0

I have a table called ResultIssue, and I want each of the rows of this table to link to exactly one row from one of many other tables, lets call them ResultSource1, ResultSource2 etc. ResultSources all contain different data so they can't be cleanly merged. They all generate the same type of Issue though, which is what the ResultIssue table is for.

How can I build my database to achieve this in a sensible way?

I realise I could just create a ResultIssue table for each source and Union all related rows together to generate my issue list, but I'm wondering if there is a more elegant solution. This would be similar to having a column for each ResultSource in ResultIssue, and then creating a rule to ensure only one of them is >-1, and then querying this also becomes a nightmare.

I have also been considering a link table for each ResultSource, but I'm not sure how I could force the one result requirement.

I have also considered using an enum, but this feels like it violates some architectural principle, and I'm not sure how I'd query it. (i.e. have columns called LinkedTable and LinkedTableID)

I'm sure I'm not the only one to have this specific issue, so I'm hoping someone can point me at the solution.

Apologies in advance if this question has been asked already, I have been searching for a while, and I don't have the language to express this concisely.

Edit:

Adding a column to each of the ResultSource tables won't solve this either, as each source row can generate multiple issues. I also wouldn't be able to verify that multiple ResultSource tables don't link to the same ResultIssue

Andy Wynn
  • 1,171
  • 7
  • 11

1 Answers1

1

Your Sources are in an exclusive subtype relationship. Every Source is of exactly one subtype, where the subtypes are structurally different.

This broadly falls under patterns for "relational inheritance", which is the term you will want to google if you want more info. Also see:

How can you represent inheritance in a database?

Subclassing in relational database

How to do Inheritance Modeling in Relational Databases?

As you will see from those links, there are several patterns for transforming objects with subtypes into relational facts*. Choosing between them depends on your exact requirements, but here is one that is both extensible and well structured, and which I would typically consider my "default" choice (identity columns and clustering choices omitted since those are contingent).

create table Sources
(
   sourceId int not null unique,
   sourceType int not null,
   constraint pk_soruces primary key (sourceId, sourceType),
   constraint ck_sources_type check (sourceType in (1, 2, 3))
);

create table Type1Sources
(
   sourceId int not null unique,
   sourceType int not null constraint df_type1sources_type default (1),      
   constraint pk_type1sources primary key (sourceId, sourceType),
   constraint fk_type1sources_sources foreign key (sourceId, sourceType) references Sources,
   constraint ck_type1sources_areType1 check (sourceType = 1)
);

-- create table Type2Sources (...);
-- create tabel Type3Sources (...);

Notice that in Sources the sourceId is unique by itself, but in order to ensure two different subtypes can't refer to the same sourceId, we also add a sourceType attribute.

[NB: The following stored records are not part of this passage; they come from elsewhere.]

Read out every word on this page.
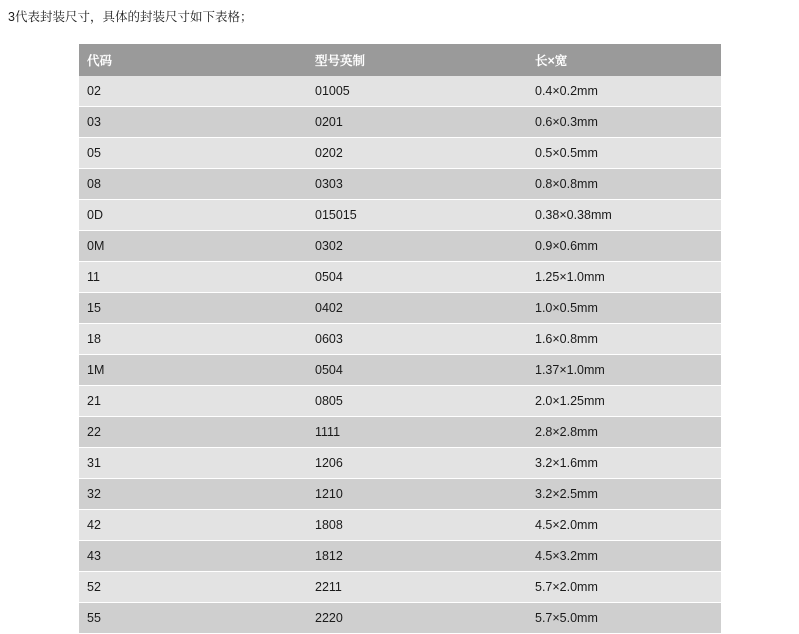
3代表封装尺寸，具体的封装尺寸如下表格；
代码	型号英制	长×宽
02	01005	0.4×0.2mm
03	0201	0.6×0.3mm
05	0202	0.5×0.5mm
08	0303	0.8×0.8mm
0D	015015	0.38×0.38mm
0M	0302	0.9×0.6mm
11	0504	1.25×1.0mm
15	0402	1.0×0.5mm
18	0603	1.6×0.8mm
1M	0504	1.37×1.0mm
21	0805	2.0×1.25mm
22	1111	2.8×2.8mm
31	1206	3.2×1.6mm
32	1210	3.2×2.5mm
42	1808	4.5×2.0mm
43	1812	4.5×3.2mm
52	2211	5.7×2.0mm
55	2220	5.7×5.0mm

We then constrain each subtype table, such as Type1Sources, to exactly one sourceType attribute value with a check constraint, and create the foreign key to Sources on the combination {sourceId, sourceType}.

In my example I have a check constraint on Sources.sourceType that allows up to three subtype tables to be created. You can of course add more if needed.

Now that your Sources are represented, all we need to do is create an Issues table, and ensure that every Issue is associated with exactly one Source:

create table Issues
(
   issueId int not null,
   sourceId int not null,
   sourceType int not null,
   constraint pk_Issues primary key (issueId),
   constraint fk_Issues_Sources foreign key (sourceId, sourceType) references Sources
);

Here I have included the sourceType column on the Issues table, but this is not logically necessary: you could always just join from Issues to Sources on sourceId alone, and get the sourceType that way. Recall that sourceId is unique on Sources, so we can create a foreign key from Issues to Sources on just the sourceId column if we want.

The reason why I have included sourceType on Issues in this example is that it lets me quickly (ie, without a join) determine the type of source that created the issue.

Whether you choose to do that or not really just depends on whether you want to store the common attributes for all of the different SourceTypes in the Sources table, or whether you want to replicate those common attributes to each of the subtype tables and have the Sources table acting merely as a constraint structure to ensure data integrity. In the former case you will always be joining Issues to Sources if you need those attributes, so there's less incentive to put the sourceType on the Issues table.


* Rows in a database don't represent "entities", they represent "true propositions about your universe of discourse", aka "facts you care about". Hence the "impedance mismatch" between object models and relational models.

allmhuran
  • 4,154
  • 1
  • 8
  • 27